Working the soil also causes erosion problems, as the video below shows:
The tragic accident on the M1 motorway was also caused by a dust storm due to intensive earthworks.
Accordingly no-till agriculture with weed control is much more sustainable than ploughed organic? Definitely yes and it uses much less fuel per hectare.
Why is organic no-till not spreading on a large scale?
For the reasons listed above, we do not see organic no-till initiatives on a large scale. We only see positive examples in small farms, using a lot of manpower, and they tend to focus on intensive vegetable and fruit production.
Is it not expected to spread on a larger scale? Given current production patterns, I personally don't think so. But nature has long since invented the organic no-till called pasture.
This is the quickest way to increase the organic carbon content of the soil if the grazing is properly staggered. This way, all the essential elements of soil health are met.
Hungary's natural conditions make it much more suitable for grazing livestock than the current forced exploitation of grain mining. It is worth accepting this and thinking in landscape terms.

Does not want / cannot
This was the part where organic farming does not want to adapt, and now it is the part where it simply cannot.
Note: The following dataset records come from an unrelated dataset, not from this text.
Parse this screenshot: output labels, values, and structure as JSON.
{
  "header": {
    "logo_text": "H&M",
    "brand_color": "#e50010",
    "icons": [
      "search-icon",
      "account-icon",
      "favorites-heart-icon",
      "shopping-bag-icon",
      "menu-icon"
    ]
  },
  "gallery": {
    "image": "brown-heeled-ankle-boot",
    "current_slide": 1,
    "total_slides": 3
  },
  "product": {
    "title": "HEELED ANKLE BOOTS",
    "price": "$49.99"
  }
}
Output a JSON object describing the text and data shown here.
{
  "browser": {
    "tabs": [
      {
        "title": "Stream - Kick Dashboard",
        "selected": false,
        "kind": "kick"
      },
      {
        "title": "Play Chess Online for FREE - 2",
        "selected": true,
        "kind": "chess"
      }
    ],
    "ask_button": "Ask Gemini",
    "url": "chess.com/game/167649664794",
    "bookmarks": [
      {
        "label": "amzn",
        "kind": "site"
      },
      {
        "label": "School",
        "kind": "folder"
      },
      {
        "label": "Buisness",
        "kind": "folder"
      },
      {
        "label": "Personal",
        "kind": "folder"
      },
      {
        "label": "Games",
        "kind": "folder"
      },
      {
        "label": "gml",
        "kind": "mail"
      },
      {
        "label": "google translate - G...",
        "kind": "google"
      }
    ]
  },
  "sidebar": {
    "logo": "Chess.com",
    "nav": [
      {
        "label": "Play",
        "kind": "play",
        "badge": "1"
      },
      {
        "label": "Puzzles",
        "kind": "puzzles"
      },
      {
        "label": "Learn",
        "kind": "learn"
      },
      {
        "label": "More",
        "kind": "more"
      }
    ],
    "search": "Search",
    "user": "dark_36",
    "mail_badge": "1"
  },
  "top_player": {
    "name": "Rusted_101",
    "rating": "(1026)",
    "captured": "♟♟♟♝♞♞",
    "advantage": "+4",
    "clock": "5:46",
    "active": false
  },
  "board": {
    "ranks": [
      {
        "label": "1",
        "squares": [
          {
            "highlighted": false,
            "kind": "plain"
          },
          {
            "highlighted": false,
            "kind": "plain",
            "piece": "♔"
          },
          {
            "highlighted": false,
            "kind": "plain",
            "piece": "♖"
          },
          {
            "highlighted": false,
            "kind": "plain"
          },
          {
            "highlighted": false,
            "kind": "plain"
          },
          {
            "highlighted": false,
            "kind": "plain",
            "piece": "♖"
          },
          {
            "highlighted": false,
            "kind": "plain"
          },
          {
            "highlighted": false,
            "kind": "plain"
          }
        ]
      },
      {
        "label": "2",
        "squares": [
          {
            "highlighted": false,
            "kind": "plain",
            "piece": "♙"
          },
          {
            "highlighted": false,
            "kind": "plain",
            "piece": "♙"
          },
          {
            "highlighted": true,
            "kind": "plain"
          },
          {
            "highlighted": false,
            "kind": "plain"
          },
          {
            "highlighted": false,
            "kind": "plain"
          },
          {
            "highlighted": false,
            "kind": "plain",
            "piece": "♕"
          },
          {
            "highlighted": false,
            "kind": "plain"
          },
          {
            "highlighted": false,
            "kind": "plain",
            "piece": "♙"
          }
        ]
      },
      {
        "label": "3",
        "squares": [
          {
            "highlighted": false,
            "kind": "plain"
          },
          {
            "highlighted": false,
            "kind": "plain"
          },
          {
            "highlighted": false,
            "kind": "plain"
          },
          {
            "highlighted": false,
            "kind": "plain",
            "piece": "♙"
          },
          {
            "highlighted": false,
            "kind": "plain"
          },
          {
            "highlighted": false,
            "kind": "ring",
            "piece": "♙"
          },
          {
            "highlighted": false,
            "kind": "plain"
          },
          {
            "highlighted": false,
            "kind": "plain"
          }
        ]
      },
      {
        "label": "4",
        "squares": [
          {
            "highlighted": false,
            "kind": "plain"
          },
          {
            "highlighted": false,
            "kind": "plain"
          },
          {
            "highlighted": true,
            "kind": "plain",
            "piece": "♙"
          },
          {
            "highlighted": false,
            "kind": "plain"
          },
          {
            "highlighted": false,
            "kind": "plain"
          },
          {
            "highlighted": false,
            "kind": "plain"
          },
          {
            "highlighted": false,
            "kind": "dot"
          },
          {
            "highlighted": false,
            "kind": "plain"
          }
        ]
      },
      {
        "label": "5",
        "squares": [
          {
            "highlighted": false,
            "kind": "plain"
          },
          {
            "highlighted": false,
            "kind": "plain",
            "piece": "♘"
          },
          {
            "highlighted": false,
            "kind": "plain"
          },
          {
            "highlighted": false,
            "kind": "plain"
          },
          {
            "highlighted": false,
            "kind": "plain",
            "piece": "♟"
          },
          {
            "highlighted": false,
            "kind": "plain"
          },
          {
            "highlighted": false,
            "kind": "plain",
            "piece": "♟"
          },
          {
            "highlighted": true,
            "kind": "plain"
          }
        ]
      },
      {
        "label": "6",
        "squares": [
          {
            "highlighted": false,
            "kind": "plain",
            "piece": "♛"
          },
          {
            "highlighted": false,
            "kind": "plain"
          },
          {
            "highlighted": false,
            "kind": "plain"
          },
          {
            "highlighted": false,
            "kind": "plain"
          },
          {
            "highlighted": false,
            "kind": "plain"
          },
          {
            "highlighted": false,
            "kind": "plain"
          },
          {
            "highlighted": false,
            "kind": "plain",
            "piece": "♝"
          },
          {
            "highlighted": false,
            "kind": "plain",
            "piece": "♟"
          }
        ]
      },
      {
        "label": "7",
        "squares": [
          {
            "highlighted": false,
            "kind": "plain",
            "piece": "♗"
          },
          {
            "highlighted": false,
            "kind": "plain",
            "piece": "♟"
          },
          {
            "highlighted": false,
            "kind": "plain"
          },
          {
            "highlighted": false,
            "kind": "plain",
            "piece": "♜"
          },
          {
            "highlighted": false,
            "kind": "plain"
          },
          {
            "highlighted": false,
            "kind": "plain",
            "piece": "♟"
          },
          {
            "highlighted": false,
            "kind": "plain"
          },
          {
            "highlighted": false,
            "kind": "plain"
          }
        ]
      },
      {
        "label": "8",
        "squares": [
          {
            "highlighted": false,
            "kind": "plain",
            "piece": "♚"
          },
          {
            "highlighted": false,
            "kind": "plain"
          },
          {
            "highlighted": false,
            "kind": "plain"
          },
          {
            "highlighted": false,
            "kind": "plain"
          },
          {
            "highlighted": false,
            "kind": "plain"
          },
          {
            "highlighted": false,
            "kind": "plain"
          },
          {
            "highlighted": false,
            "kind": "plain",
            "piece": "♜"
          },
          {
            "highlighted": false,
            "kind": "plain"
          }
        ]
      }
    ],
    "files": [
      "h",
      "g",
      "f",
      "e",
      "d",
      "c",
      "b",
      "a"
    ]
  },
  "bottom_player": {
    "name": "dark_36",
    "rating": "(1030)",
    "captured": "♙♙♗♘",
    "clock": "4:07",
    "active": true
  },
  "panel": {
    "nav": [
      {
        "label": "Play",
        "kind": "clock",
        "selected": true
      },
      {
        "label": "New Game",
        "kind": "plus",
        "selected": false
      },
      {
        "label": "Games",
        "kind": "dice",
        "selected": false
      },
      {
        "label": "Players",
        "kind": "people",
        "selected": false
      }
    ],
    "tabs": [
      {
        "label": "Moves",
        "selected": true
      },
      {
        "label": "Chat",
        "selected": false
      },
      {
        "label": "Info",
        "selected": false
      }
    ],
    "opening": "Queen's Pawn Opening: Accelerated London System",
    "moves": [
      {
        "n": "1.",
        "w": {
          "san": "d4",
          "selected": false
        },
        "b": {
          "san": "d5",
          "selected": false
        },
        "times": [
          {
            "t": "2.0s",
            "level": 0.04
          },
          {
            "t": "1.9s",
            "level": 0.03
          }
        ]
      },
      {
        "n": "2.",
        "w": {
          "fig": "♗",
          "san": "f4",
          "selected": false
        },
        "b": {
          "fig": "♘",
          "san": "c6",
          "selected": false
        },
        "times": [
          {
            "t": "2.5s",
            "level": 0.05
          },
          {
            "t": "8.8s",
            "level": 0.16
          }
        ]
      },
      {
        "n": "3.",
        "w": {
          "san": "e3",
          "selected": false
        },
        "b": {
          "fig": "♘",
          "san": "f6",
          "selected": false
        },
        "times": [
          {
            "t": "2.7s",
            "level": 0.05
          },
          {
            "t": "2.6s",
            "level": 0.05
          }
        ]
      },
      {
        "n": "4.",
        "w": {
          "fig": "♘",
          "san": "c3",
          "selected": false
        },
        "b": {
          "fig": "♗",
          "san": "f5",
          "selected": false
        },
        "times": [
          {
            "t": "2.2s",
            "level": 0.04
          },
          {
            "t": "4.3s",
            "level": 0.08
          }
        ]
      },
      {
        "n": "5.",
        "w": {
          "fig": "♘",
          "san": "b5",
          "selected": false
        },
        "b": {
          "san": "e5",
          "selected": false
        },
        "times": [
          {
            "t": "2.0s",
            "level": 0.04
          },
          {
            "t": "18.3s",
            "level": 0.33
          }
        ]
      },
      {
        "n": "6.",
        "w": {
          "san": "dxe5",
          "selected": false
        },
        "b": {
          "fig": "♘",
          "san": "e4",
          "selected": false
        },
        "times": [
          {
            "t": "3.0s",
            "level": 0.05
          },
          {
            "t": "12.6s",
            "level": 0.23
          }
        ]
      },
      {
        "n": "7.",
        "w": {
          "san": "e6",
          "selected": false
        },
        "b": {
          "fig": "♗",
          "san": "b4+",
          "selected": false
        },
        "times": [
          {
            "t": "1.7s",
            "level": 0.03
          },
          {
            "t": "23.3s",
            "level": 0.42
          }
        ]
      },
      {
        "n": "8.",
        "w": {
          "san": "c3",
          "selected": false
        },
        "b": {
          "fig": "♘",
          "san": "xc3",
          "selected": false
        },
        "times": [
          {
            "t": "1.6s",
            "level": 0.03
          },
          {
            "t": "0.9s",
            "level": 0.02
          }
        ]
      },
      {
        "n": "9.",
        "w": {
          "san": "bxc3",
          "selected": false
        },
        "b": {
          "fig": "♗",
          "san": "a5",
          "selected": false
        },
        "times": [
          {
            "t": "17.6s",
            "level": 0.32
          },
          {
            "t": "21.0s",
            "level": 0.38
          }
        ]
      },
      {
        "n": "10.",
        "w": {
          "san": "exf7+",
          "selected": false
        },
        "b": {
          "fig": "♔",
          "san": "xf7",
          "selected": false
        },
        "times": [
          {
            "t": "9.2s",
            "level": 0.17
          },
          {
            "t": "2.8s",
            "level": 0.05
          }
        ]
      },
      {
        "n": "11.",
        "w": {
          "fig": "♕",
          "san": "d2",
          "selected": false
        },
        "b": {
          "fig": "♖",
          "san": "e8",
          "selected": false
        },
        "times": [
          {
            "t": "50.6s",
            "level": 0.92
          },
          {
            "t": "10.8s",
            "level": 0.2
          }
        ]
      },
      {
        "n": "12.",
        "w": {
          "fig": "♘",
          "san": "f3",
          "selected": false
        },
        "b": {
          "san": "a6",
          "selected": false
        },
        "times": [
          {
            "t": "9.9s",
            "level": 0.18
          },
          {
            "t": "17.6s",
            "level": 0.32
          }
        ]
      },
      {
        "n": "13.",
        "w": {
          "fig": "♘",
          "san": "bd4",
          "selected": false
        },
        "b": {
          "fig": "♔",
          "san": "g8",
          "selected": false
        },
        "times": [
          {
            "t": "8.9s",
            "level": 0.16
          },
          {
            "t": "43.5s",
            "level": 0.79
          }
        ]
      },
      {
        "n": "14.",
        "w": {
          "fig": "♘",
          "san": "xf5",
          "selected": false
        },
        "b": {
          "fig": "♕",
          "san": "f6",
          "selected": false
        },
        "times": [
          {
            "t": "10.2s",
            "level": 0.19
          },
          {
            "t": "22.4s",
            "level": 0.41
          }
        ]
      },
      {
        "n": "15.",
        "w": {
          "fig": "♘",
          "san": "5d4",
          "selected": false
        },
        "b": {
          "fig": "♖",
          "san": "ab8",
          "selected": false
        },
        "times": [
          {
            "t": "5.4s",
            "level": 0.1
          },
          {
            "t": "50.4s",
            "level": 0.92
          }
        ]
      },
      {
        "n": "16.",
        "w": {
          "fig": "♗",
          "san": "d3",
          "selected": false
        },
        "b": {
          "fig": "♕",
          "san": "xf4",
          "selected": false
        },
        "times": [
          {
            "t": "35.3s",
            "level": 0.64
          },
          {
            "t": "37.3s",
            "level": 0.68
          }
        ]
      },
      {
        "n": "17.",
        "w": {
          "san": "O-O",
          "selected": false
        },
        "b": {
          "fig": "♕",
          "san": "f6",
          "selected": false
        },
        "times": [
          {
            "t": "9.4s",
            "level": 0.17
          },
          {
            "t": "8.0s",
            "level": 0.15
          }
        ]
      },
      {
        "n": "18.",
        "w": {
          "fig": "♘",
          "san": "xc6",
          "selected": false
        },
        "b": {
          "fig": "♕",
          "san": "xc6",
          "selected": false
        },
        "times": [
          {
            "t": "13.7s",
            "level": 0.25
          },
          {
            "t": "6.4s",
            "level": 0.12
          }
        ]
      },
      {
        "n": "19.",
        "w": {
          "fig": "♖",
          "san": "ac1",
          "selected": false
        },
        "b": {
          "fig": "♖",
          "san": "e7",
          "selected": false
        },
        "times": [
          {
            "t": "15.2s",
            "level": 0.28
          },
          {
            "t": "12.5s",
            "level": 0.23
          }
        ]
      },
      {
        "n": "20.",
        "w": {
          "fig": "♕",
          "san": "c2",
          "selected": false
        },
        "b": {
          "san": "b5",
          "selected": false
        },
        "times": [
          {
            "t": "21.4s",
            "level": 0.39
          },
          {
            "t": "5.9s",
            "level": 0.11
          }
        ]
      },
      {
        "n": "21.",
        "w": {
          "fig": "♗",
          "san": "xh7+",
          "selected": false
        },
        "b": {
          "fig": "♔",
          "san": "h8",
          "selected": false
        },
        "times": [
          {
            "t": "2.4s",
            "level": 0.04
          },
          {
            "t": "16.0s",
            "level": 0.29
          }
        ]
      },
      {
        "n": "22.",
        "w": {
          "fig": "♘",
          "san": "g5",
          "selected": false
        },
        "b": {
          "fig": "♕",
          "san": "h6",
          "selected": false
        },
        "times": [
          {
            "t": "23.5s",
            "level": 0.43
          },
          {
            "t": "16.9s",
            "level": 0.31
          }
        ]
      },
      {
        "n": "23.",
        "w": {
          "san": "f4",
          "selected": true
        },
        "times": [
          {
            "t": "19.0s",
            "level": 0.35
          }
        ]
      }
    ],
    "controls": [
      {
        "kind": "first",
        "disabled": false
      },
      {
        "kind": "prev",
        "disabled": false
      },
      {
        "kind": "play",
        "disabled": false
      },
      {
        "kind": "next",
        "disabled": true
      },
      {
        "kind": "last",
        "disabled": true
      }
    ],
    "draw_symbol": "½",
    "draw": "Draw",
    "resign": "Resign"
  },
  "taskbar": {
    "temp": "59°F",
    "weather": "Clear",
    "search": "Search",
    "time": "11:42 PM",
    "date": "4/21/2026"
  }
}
At the current state of technological development. there is no effective solution for treating grassroots problems. In this area, the future could see a breakthrough with the spread of weeding robots.
Videos of robots like this have been circulating for several years, but the real breakthrough has not yet happened. But a lot of opportunities would open up if they became widespread. It would be easy to grow more crops (because the camera recognises the plants) and finally move away from monoculture.

Not in the pantry yet - but it could be
BIO NO-TILL and therefore REGENERATIVE BIO grain production is not yet in the pantry, I hope this will change in the near future.
But until then, if we insist on growing arable crops, a little herbicide is much better than tillage.